The Office of Faculty Development will help the forum and the ChildCare Working Group get off the ground until volunteers step forward and take over, Jones told the meeting participants.

"Hopefully, among this group of women here today and a broader group of women, we'll be able to launch these initiatives," Jones said.

The committee was created in 2001 by Provost John Etchemendy following a meeting of presidents of nine leading research universities, including Stanford, that addressed gender equity for female faculty in the sciences and engineering.

The committee reviewed university policies and practices for faculty recruitment and retention, studied non-salary compensation and support, and conducted the university's first "quality of life" survey of all faculty members.

The report showed no significant gender differences in measures of overall satisfaction among men and women, with workplace climate and sense of inclusion being major determinants of the faculty's level of satisfaction for both genders. The report noted, however, that 37 percent of female faculty members felt they had received differential treatment based on gender during the past three years, with descriptions ranging from insensitive behavior to perceived discrimination. In addition, faculty members-both male and female-with children reported deep concerns about their ability to support their families given the high cost of living in the Bay Area.

The committee recommended further research into data suggesting that men, in a minority of the university's schools, receive higher initial-offer salaries than women, as well as larger start-up packages and laboratory space. Comparisons are complicated, the study showed, because more men are hired at senior ranks than women.

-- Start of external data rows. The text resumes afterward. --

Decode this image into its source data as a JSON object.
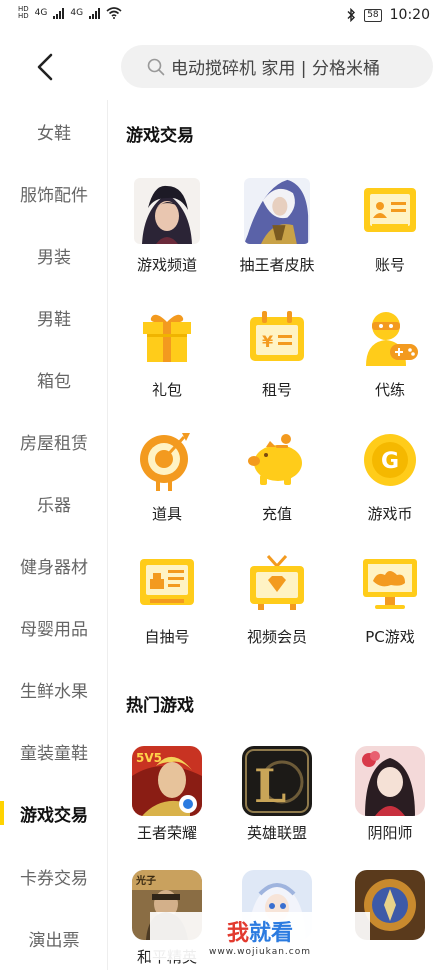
{
  "status_bar": {
    "hd_top": "HD",
    "hd_bottom": "HD",
    "net1": "4G",
    "net2": "4G",
    "battery": "58",
    "time": "10:20"
  },
  "search": {
    "placeholder": "电动搅碎机 家用 | 分格米桶"
  },
  "sidebar": {
    "items": [
      {
        "label": "女鞋"
      },
      {
        "label": "服饰配件"
      },
      {
        "label": "男装"
      },
      {
        "label": "男鞋"
      },
      {
        "label": "箱包"
      },
      {
        "label": "房屋租赁"
      },
      {
        "label": "乐器"
      },
      {
        "label": "健身器材"
      },
      {
        "label": "母婴用品"
      },
      {
        "label": "生鲜水果"
      },
      {
        "label": "童装童鞋"
      },
      {
        "label": "游戏交易"
      },
      {
        "label": "卡券交易"
      },
      {
        "label": "演出票"
      }
    ],
    "active_index": 11
  },
  "sections": {
    "game_trade": {
      "title": "游戏交易",
      "items": [
        {
          "label": "游戏频道",
          "icon": "hero-avatar-icon"
        },
        {
          "label": "抽王者皮肤",
          "icon": "skin-avatar-icon"
        },
        {
          "label": "账号",
          "icon": "id-card-icon"
        },
        {
          "label": "礼包",
          "icon": "gift-icon"
        },
        {
          "label": "租号",
          "icon": "calendar-yuan-icon"
        },
        {
          "label": "代练",
          "icon": "ninja-gamepad-icon"
        },
        {
          "label": "道具",
          "icon": "target-icon"
        },
        {
          "label": "充值",
          "icon": "piggy-bank-icon"
        },
        {
          "label": "游戏币",
          "icon": "coin-icon"
        },
        {
          "label": "自抽号",
          "icon": "ticket-card-icon"
        },
        {
          "label": "视频会员",
          "icon": "tv-icon"
        },
        {
          "label": "PC游戏",
          "icon": "monitor-game-icon"
        }
      ]
    },
    "hot_games": {
      "title": "热门游戏",
      "items": [
        {
          "label": "王者荣耀",
          "icon": "honor-of-kings-icon",
          "badge": "5V5"
        },
        {
          "label": "英雄联盟",
          "icon": "league-of-legends-icon",
          "badge": "L"
        },
        {
          "label": "阴阳师",
          "icon": "onmyoji-icon"
        },
        {
          "label": "和平精英",
          "icon": "peacekeeper-icon",
          "badge": "光子"
        },
        {
          "label": "",
          "icon": "anime-game-icon"
        },
        {
          "label": "",
          "icon": "hearthstone-icon"
        }
      ]
    }
  },
  "watermark": {
    "title_a": "我",
    "title_b": "就看",
    "url": "www.wojiukan.com"
  },
  "colors": {
    "accent": "#ffd300",
    "icon_yellow": "#ffcc1a",
    "icon_orange": "#f39a1f"
  }
}
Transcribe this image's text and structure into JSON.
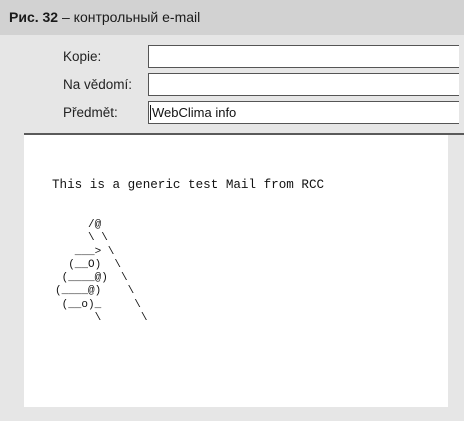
{
  "caption": {
    "number": "Рис. 32",
    "separator": " – ",
    "title": "контрольный e-mail"
  },
  "header_fields": [
    {
      "label": "Kopie:",
      "value": ""
    },
    {
      "label": "Na vědomí:",
      "value": ""
    },
    {
      "label": "Předmět:",
      "value": "WebClima info"
    }
  ],
  "message": {
    "body_text": "This is a generic test Mail from RCC",
    "ascii_art": "     /@\n     \\ \\\n   ___> \\\n  (__O)  \\\n (____@)  \\\n(____@)    \\\n (__o)_     \\\n      \\      \\"
  },
  "colors": {
    "figure_background": "#e6e6e6",
    "caption_background": "#d2d2d2",
    "message_background": "#ffffff"
  }
}
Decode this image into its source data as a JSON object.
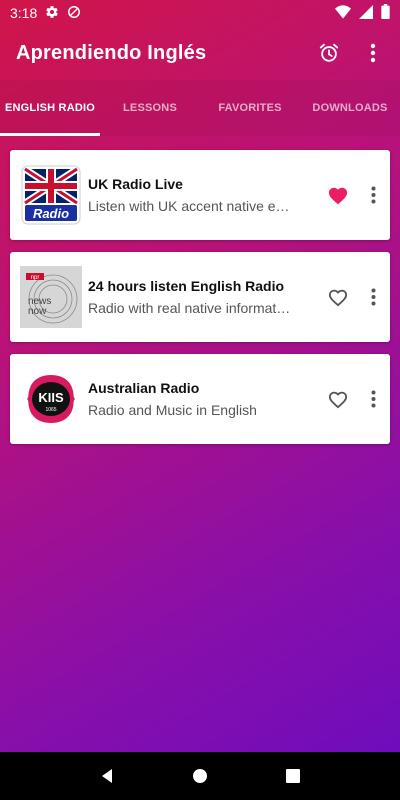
{
  "status_bar": {
    "time": "3:18"
  },
  "app_bar": {
    "title": "Aprendiendo Inglés"
  },
  "tabs": [
    {
      "label": "ENGLISH RADIO",
      "active": true
    },
    {
      "label": "LESSONS",
      "active": false
    },
    {
      "label": "FAVORITES",
      "active": false
    },
    {
      "label": "DOWNLOADS",
      "active": false
    }
  ],
  "stations": [
    {
      "title": "UK Radio Live",
      "subtitle": "Listen with UK accent native e…",
      "favorite": true,
      "logo": "uk-flag-radio-logo",
      "logo_text": "Radio"
    },
    {
      "title": "24 hours listen English Radio",
      "subtitle": "Radio with real native informat…",
      "favorite": false,
      "logo": "npr-news-now-logo",
      "logo_text": [
        "npr",
        "news",
        "now"
      ]
    },
    {
      "title": "Australian Radio",
      "subtitle": "Radio and Music in English",
      "favorite": false,
      "logo": "kiis-logo",
      "logo_text": [
        "KIIS",
        "1065"
      ]
    }
  ],
  "colors": {
    "favorite_active": "#e91e63",
    "favorite_inactive": "#555555",
    "gradient_start": "#d01549",
    "gradient_end": "#6a0cc0"
  }
}
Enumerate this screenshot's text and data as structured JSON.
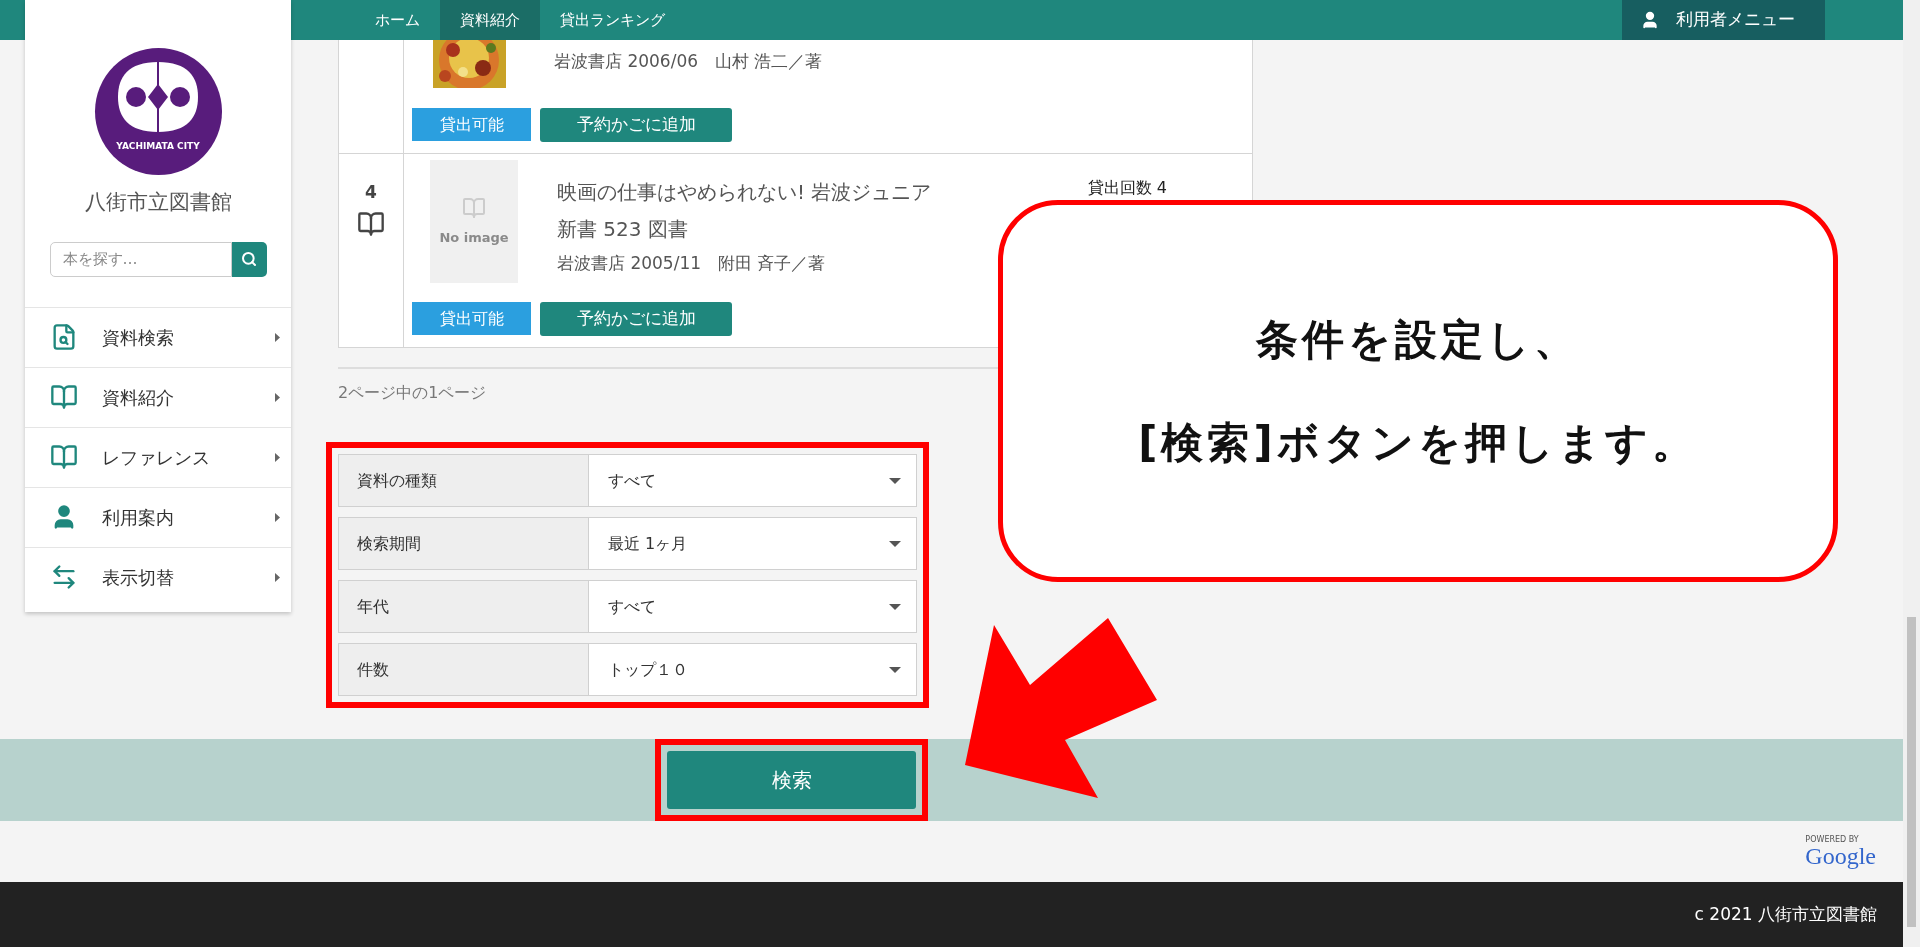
{
  "breadcrumb": [
    {
      "label": "ホーム",
      "selected": false
    },
    {
      "label": "資料紹介",
      "selected": true
    },
    {
      "label": "貸出ランキング",
      "selected": false
    }
  ],
  "user_menu": "利用者メニュー",
  "sidebar": {
    "logo_text": "YACHIMATA CITY",
    "library_name": "八街市立図書館",
    "search": {
      "placeholder": "本を探す…"
    },
    "items": [
      {
        "label": "資料検索",
        "kind": "search"
      },
      {
        "label": "資料紹介",
        "kind": "book"
      },
      {
        "label": "レファレンス",
        "kind": "book"
      },
      {
        "label": "利用案内",
        "kind": "person"
      },
      {
        "label": "表示切替",
        "kind": "swap"
      }
    ]
  },
  "results": [
    {
      "kind": "picture",
      "meta": "岩波書店 2006/06　山村 浩二／著",
      "status": "貸出可能",
      "action": "予約かごに追加"
    },
    {
      "rank": "4",
      "kind": "no_image",
      "no_image": "No image",
      "title": "映画の仕事はやめられない! 岩波ジュニア",
      "title_2": "新書 523 図書",
      "meta": "岩波書店 2005/11　附田 斉子／著",
      "count": "貸出回数 4",
      "status": "貸出可能",
      "action": "予約かごに追加"
    }
  ],
  "pagination": "2ページ中の1ページ",
  "filters": [
    {
      "label": "資料の種類",
      "value": "すべて"
    },
    {
      "label": "検索期間",
      "value": "最近 1ヶ月"
    },
    {
      "label": "年代",
      "value": "すべて"
    },
    {
      "label": "件数",
      "value": "トップ１０"
    }
  ],
  "search_button": "検索",
  "callout": [
    "条件を設定し、",
    "[検索]ボタンを押します。"
  ],
  "powered_by": "POWERED BY",
  "google": "Google",
  "footer": "c 2021 八街市立図書館"
}
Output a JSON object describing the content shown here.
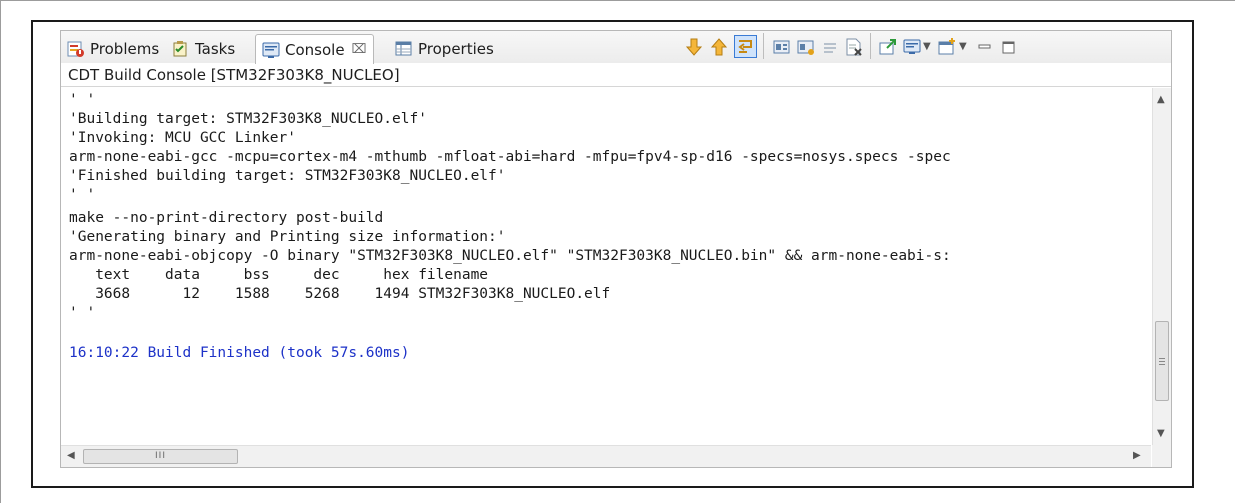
{
  "tabs": [
    {
      "label": "Problems",
      "icon": "problems-icon"
    },
    {
      "label": "Tasks",
      "icon": "tasks-icon"
    },
    {
      "label": "Console",
      "icon": "console-icon",
      "active": true,
      "close": "⌧"
    },
    {
      "label": "Properties",
      "icon": "properties-icon"
    }
  ],
  "toolbar": {
    "icons": [
      "scroll-lock-down-icon",
      "scroll-lock-up-icon",
      "word-wrap-icon",
      "clear-console-icon",
      "pin-console-icon",
      "show-console-icon",
      "copy-icon",
      "open-console-icon",
      "display-console-icon",
      "new-console-icon",
      "minimize-icon",
      "maximize-icon"
    ]
  },
  "console": {
    "title": "CDT Build Console [STM32F303K8_NUCLEO]",
    "lines": [
      "' '",
      "'Building target: STM32F303K8_NUCLEO.elf'",
      "'Invoking: MCU GCC Linker'",
      "arm-none-eabi-gcc -mcpu=cortex-m4 -mthumb -mfloat-abi=hard -mfpu=fpv4-sp-d16 -specs=nosys.specs -spec",
      "'Finished building target: STM32F303K8_NUCLEO.elf'",
      "' '",
      "make --no-print-directory post-build",
      "'Generating binary and Printing size information:'",
      "arm-none-eabi-objcopy -O binary \"STM32F303K8_NUCLEO.elf\" \"STM32F303K8_NUCLEO.bin\" && arm-none-eabi-s:",
      "   text    data     bss     dec     hex filename",
      "   3668      12    1588    5268    1494 STM32F303K8_NUCLEO.elf",
      "' '",
      "",
      "16:10:22 Build Finished (took 57s.60ms)"
    ]
  },
  "scroll": {
    "hthumb_label": "III"
  },
  "colors": {
    "finished_text": "#1d32c8",
    "frame": "#1a1a1a"
  }
}
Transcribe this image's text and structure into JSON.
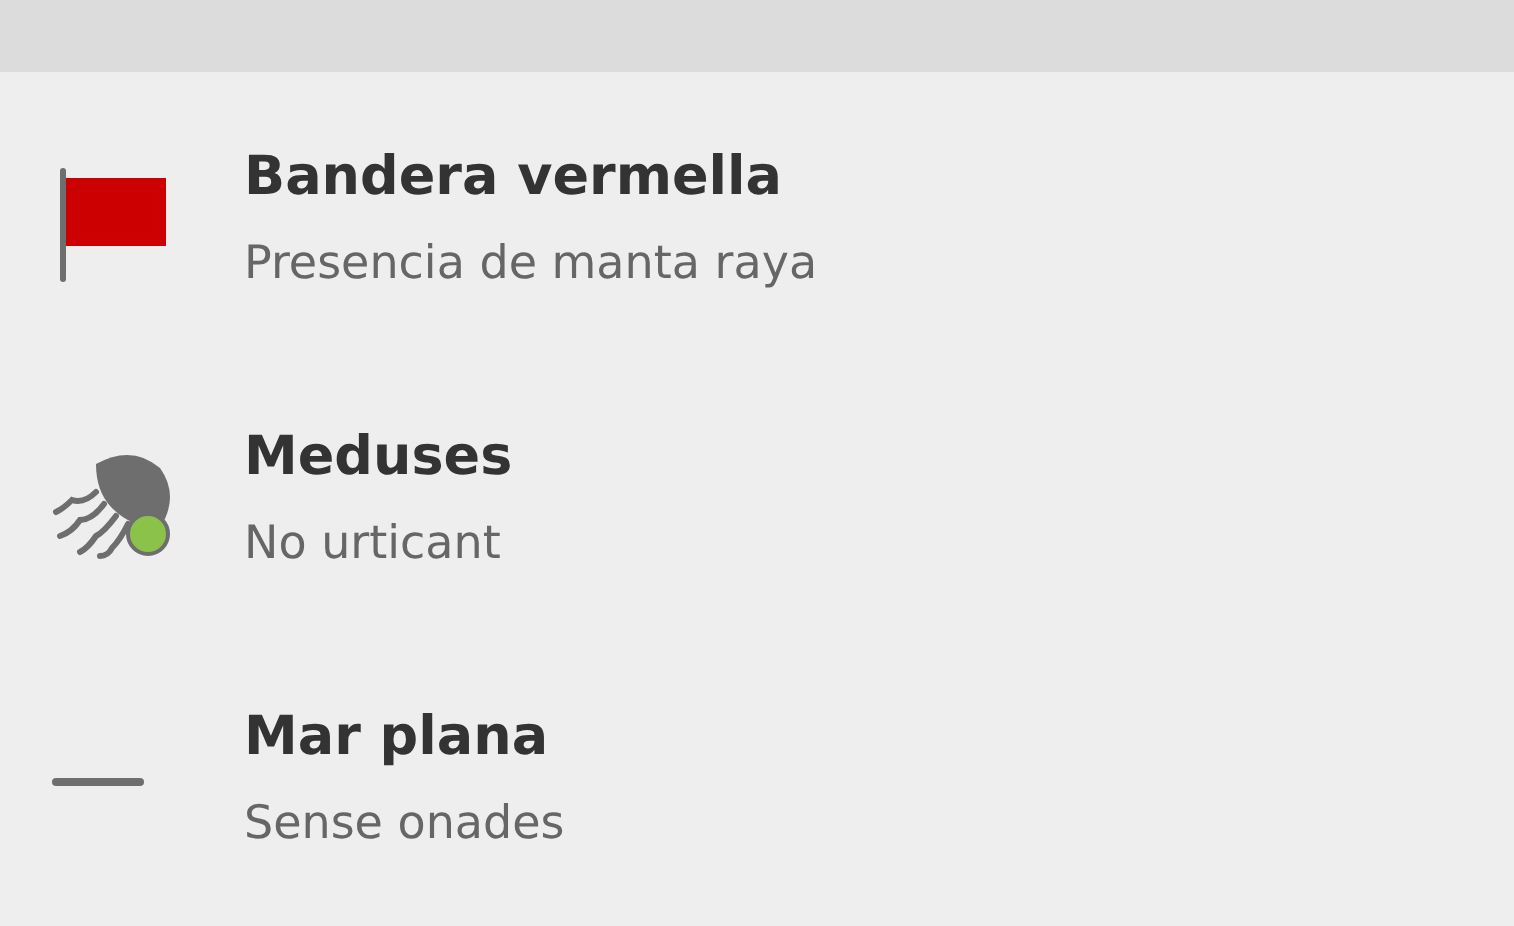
{
  "items": [
    {
      "kind": "flag",
      "color": "#cc0000",
      "title": "Bandera vermella",
      "subtitle": "Presencia de manta raya"
    },
    {
      "kind": "jellyfish",
      "color": "#8bc34a",
      "title": "Meduses",
      "subtitle": "No urticant"
    },
    {
      "kind": "flat",
      "title": "Mar plana",
      "subtitle": "Sense onades"
    }
  ]
}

The committee also recommended suggestions and reforms in diversifying candidate search pools, doing outreach to hire women in fields in which they are underrepresented, implementing strategies to improve retention rates and reward productivity, regularly monitoring salary and non-salary forms of compensation and support to ensure equity, and reviewing the adequacy and implementation of policies for faculty parents, including family leave, tenure-clock extension and reduced teaching and clinical load.

Although Jones said she was disappointed with the low turnout for last week's meeting, she said she was grateful for the feedback she had received from faculty about the report and that the administration is supportive of its goals and recommendations. The report on the status of women faculty raised many issues that need to be addressed, she said, and faculty members should play a key role in pushing for the reforms.